+/** + * A structure describing the mapping of a source varying (output) register in + * a shader stage, to a destination varying (input) register in the following + * shader stage. + * + * This structure is provided as an array, and therefore the source register is + * named implicitly by its index in the array. + * + * This structure is used in struct vkd3d_shader_next_stage_info. + */ +struct vkd3d_shader_varying_map +{ + /** The index of the destination varying to map this register to. */ + unsigned int dst_index; + /** The mask consumed by the destination register. */ + unsigned int dst_mask; +};
How do we represent registers not read by the next stage? vkd3d_shader_build_varying_map() seems to suggest we should map them to a free register, but I'm not sure that's ideal. It also sets "dst_mask" to 0, which is perhaps easier to work with. (So far that and the FIXME also seem like the only usage of "dst_mask" though...) In any case, the API documentation here leaves it unspecified.
Can we split registers? E.g., map o0.xyz in the vertex shader to v0.x and v1.zw in the pixel shader. Is that something we need to be able to do?
+struct vkd3d_shader_next_stage_info +{ + /** Must be set to VKD3D_SHADER_STRUCTURE_TYPE_NEXT_STAGE_INFO. */ + enum vkd3d_shader_structure_type type; + /** Optional pointer to a structure containing further parameters. */ + const void *next; + + /** + * A mapping of output varying registers in this shader stage to input + * varying registers in the next shader stage. + * + * If absent, vkd3d-shader will map registers directly based on their + * register index. + * + * This field should be provied when compiling from legacy Direct3D + * bytecode. + */ + const struct vkd3d_shader_varying_map *varying_map;
"provided"
Is this strictly necessary for d3dbc shaders? I suppose "should" leaves the possibility of not providing it open, but remap_output_signature() seems to care less about it being absent than "should" may imply. Note also that shader model 1 and 2 d3dbc shaders have a natural mapping between vertex shader outputs and pixel shader inputs.
```diff + /** + * The number of registers provided in \ref varying_map. + */ + unsigned int varying_map_size; +}; ```
So, "register_count"? :)
+static inline int vkd3d_bit_scan(unsigned int *x) +{ + int bit_offset; +#ifdef HAVE_BUILTIN_FFS + bit_offset = __builtin_ffs(*x) - 1; +#else + for (bit_offset = 0; bit_offset < 32; bit_offset++) + if (*x & (1u << bit_offset)) break; +#endif + *x ^= 1u << bit_offset; + return bit_offset; +}
"x" should probably be a uint32_t, although I think there's also an argument for making it uintptr_t sized.
I don't think we want the #else implementation; it seems preferable to #error out. On Windows we could potentially use _BitScanForward(), and POSIX provides ffs(), but even without either of those we could probably do better in plain C.

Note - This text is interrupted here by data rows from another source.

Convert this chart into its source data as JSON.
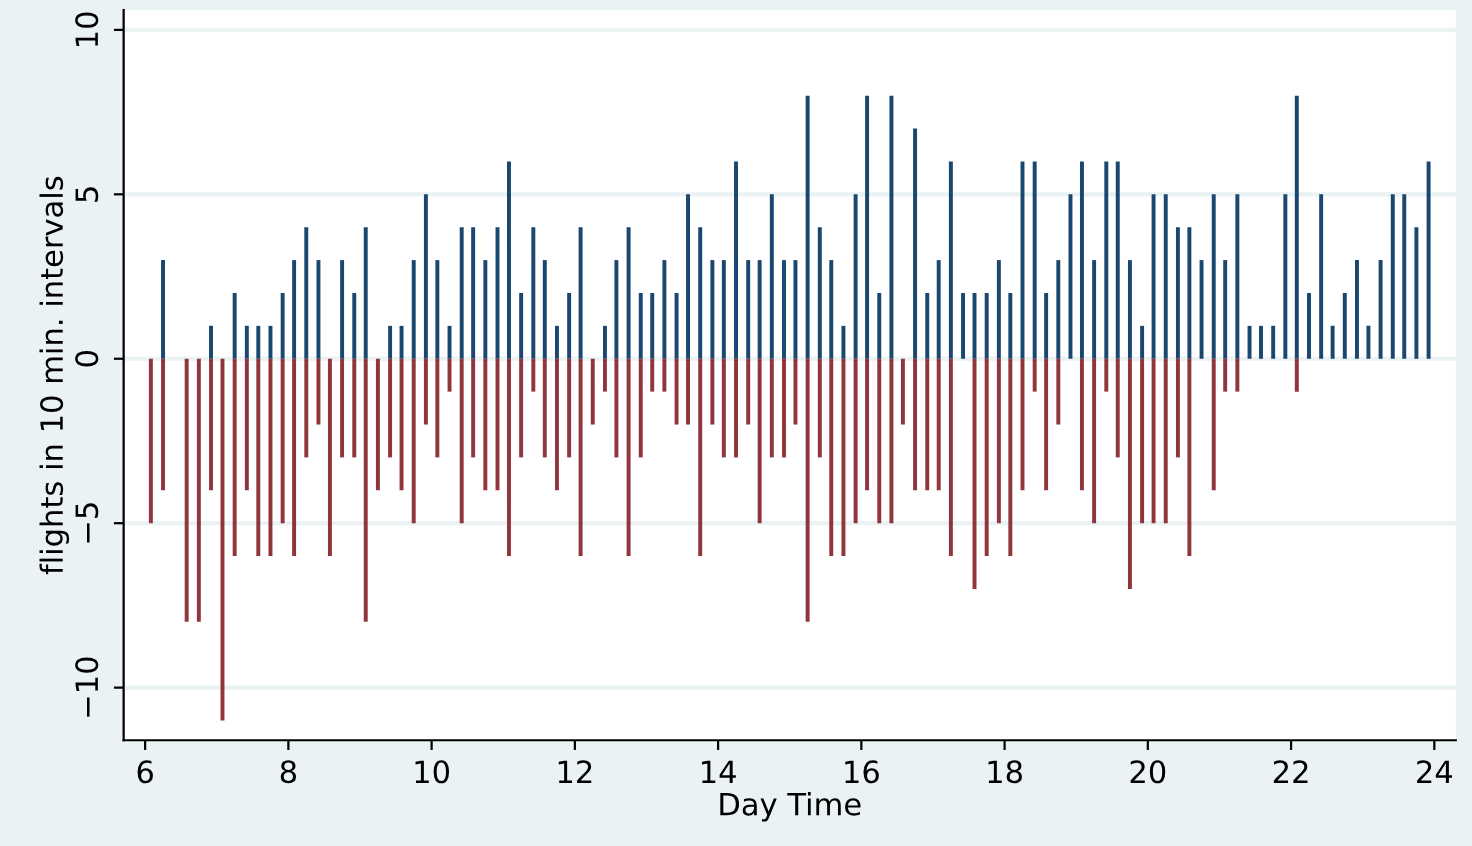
{
  "chart_data": {
    "type": "bar",
    "xlabel": "Day Time",
    "ylabel": "flights in 10 min. intervals",
    "x": [
      6.08,
      6.25,
      6.42,
      6.58,
      6.75,
      6.92,
      7.08,
      7.25,
      7.42,
      7.58,
      7.75,
      7.92,
      8.08,
      8.25,
      8.42,
      8.58,
      8.75,
      8.92,
      9.08,
      9.25,
      9.42,
      9.58,
      9.75,
      9.92,
      10.08,
      10.25,
      10.42,
      10.58,
      10.75,
      10.92,
      11.08,
      11.25,
      11.42,
      11.58,
      11.75,
      11.92,
      12.08,
      12.25,
      12.42,
      12.58,
      12.75,
      12.92,
      13.08,
      13.25,
      13.42,
      13.58,
      13.75,
      13.92,
      14.08,
      14.25,
      14.42,
      14.58,
      14.75,
      14.92,
      15.08,
      15.25,
      15.42,
      15.58,
      15.75,
      15.92,
      16.08,
      16.25,
      16.42,
      16.58,
      16.75,
      16.92,
      17.08,
      17.25,
      17.42,
      17.58,
      17.75,
      17.92,
      18.08,
      18.25,
      18.42,
      18.58,
      18.75,
      18.92,
      19.08,
      19.25,
      19.42,
      19.58,
      19.75,
      19.92,
      20.08,
      20.25,
      20.42,
      20.58,
      20.75,
      20.92,
      21.08,
      21.25,
      21.42,
      21.58,
      21.75,
      21.92,
      22.08,
      22.25,
      22.42,
      22.58,
      22.75,
      22.92,
      23.08,
      23.25,
      23.42,
      23.58,
      23.75,
      23.92
    ],
    "series": [
      {
        "color": "#1a476f",
        "values": [
          null,
          3,
          null,
          null,
          null,
          1,
          null,
          2,
          1,
          1,
          1,
          2,
          3,
          4,
          3,
          null,
          3,
          2,
          4,
          null,
          1,
          1,
          3,
          5,
          3,
          1,
          4,
          4,
          3,
          4,
          6,
          2,
          4,
          3,
          1,
          2,
          4,
          null,
          1,
          3,
          4,
          2,
          2,
          3,
          2,
          5,
          4,
          3,
          3,
          6,
          3,
          3,
          5,
          3,
          3,
          8,
          4,
          3,
          1,
          5,
          8,
          2,
          8,
          null,
          7,
          2,
          3,
          6,
          2,
          2,
          2,
          3,
          2,
          6,
          6,
          2,
          3,
          5,
          6,
          3,
          6,
          6,
          3,
          1,
          5,
          5,
          4,
          4,
          3,
          5,
          3,
          5,
          1,
          1,
          1,
          5,
          8,
          2,
          5,
          1,
          2,
          3,
          1,
          3,
          5,
          5,
          4,
          6
        ]
      },
      {
        "color": "#90353b",
        "values": [
          -5,
          -4,
          null,
          -8,
          -8,
          -4,
          -11,
          -6,
          -4,
          -6,
          -6,
          -5,
          -6,
          -3,
          -2,
          -6,
          -3,
          -3,
          -8,
          -4,
          -3,
          -4,
          -5,
          -2,
          -3,
          -1,
          -5,
          -3,
          -4,
          -4,
          -6,
          -3,
          -1,
          -3,
          -4,
          -3,
          -6,
          -2,
          -1,
          -3,
          -6,
          -3,
          -1,
          -1,
          -2,
          -2,
          -6,
          -2,
          -3,
          -3,
          -2,
          -5,
          -3,
          -3,
          -2,
          -8,
          -3,
          -6,
          -6,
          -5,
          -4,
          -5,
          -5,
          -2,
          -4,
          -4,
          -4,
          -6,
          null,
          -7,
          -6,
          -5,
          -6,
          -4,
          -1,
          -4,
          -2,
          null,
          -4,
          -5,
          -1,
          -3,
          -7,
          -5,
          -5,
          -5,
          -3,
          -6,
          null,
          -4,
          -1,
          -1,
          null,
          null,
          null,
          null,
          -1,
          null,
          null,
          null,
          null,
          null,
          null,
          null,
          null,
          null,
          null,
          null
        ]
      }
    ],
    "xlim": [
      5.7,
      24.3
    ],
    "xticks": [
      6,
      8,
      10,
      12,
      14,
      16,
      18,
      20,
      22,
      24
    ],
    "ylim": [
      -11.6,
      10.6
    ],
    "yticks": [
      -10,
      -5,
      0,
      5,
      10
    ],
    "grid": "y",
    "legend": false
  }
}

+ * This mapping should be constructed by vkd3d_shader_build_varying_map().
Should it? If we're going to prescribe that, we might as well just pass the nest stage input signature in struct vkd3d_shader_next_stage_info, and only provide a way to retrieve the output map used, whether that's vkd3d_shader_build_varying_map() or simply vkd3d_shader_scan().

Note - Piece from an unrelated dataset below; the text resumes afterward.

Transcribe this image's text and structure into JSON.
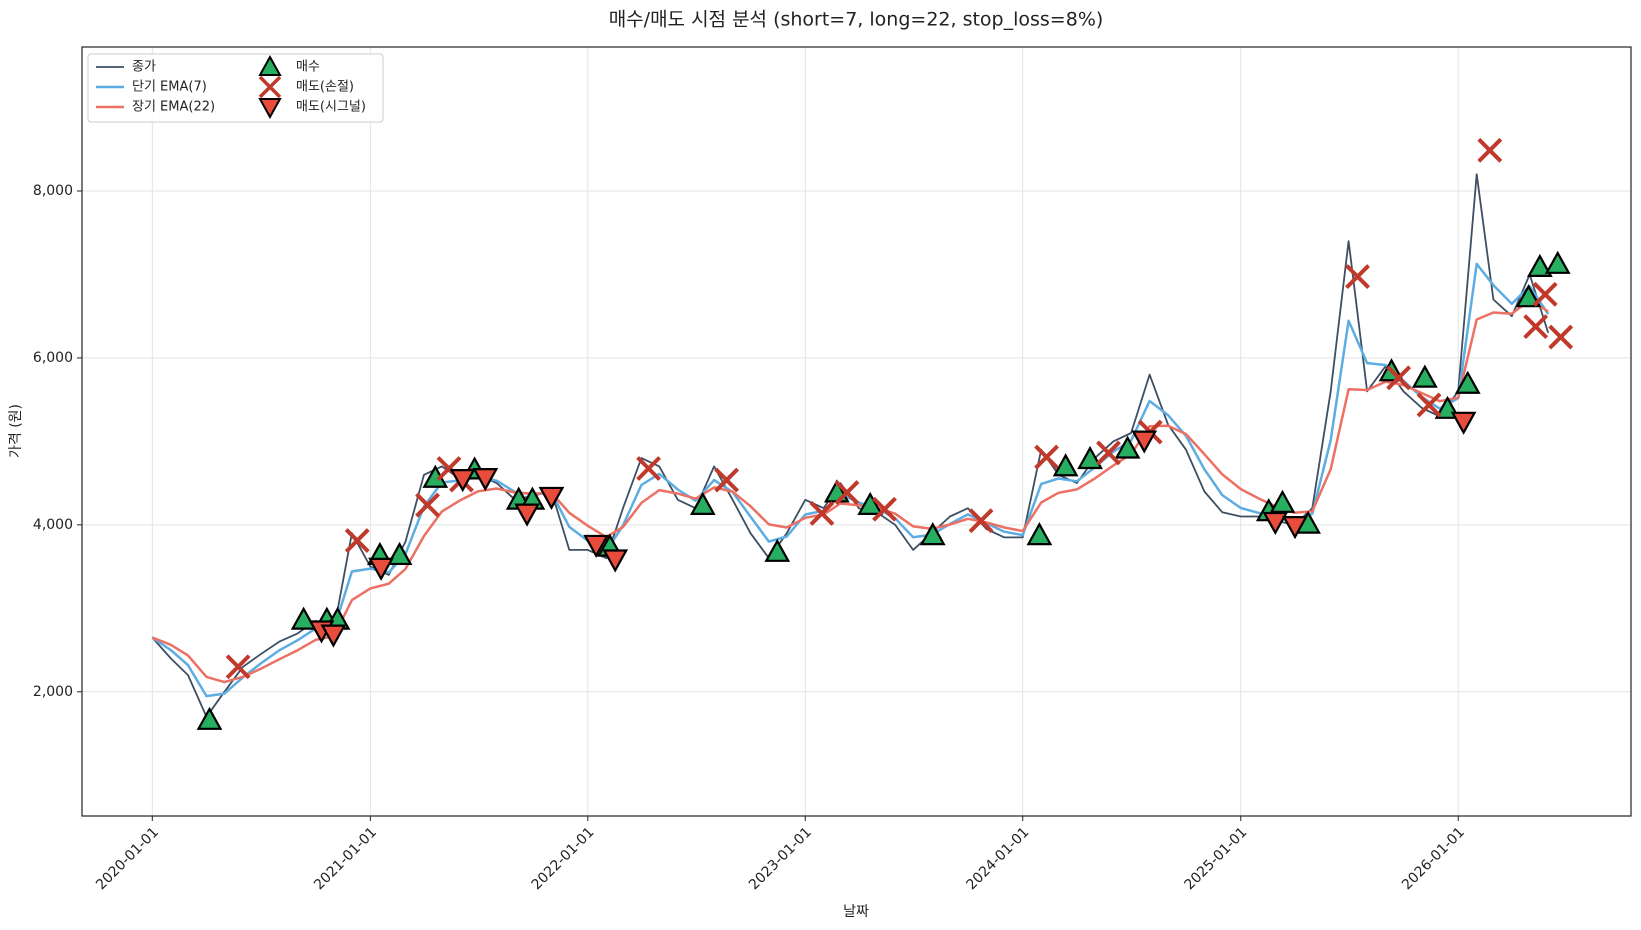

+ * This function should be called twice: once, with an input count of zero, in + * order to retrieve the necessary size of the varyings map, and again, with an + * input count containing the actual number of varyings to retrieve. + * + * \remark In practice, since register indices are assigned (from scanning) + * according to the actual Direct3D register index, it is safe to assume that + * the highest register index for a legacy Direct3D shader is no higher than 11, + * and hence one may simply call this function with a pre-allocated array of 12 + * varyings.
It might be nice to guarantee an upper bound of output_signature->element_count. That might require representing "varyings" in a way that omits unused registers, but that might not be a bad thing.
Of course, an alternative way to avoid calling vkd3d_shader_build_varying_map() twice would be to have vkd3d_shader_build_varying_map() allocate the output map itself.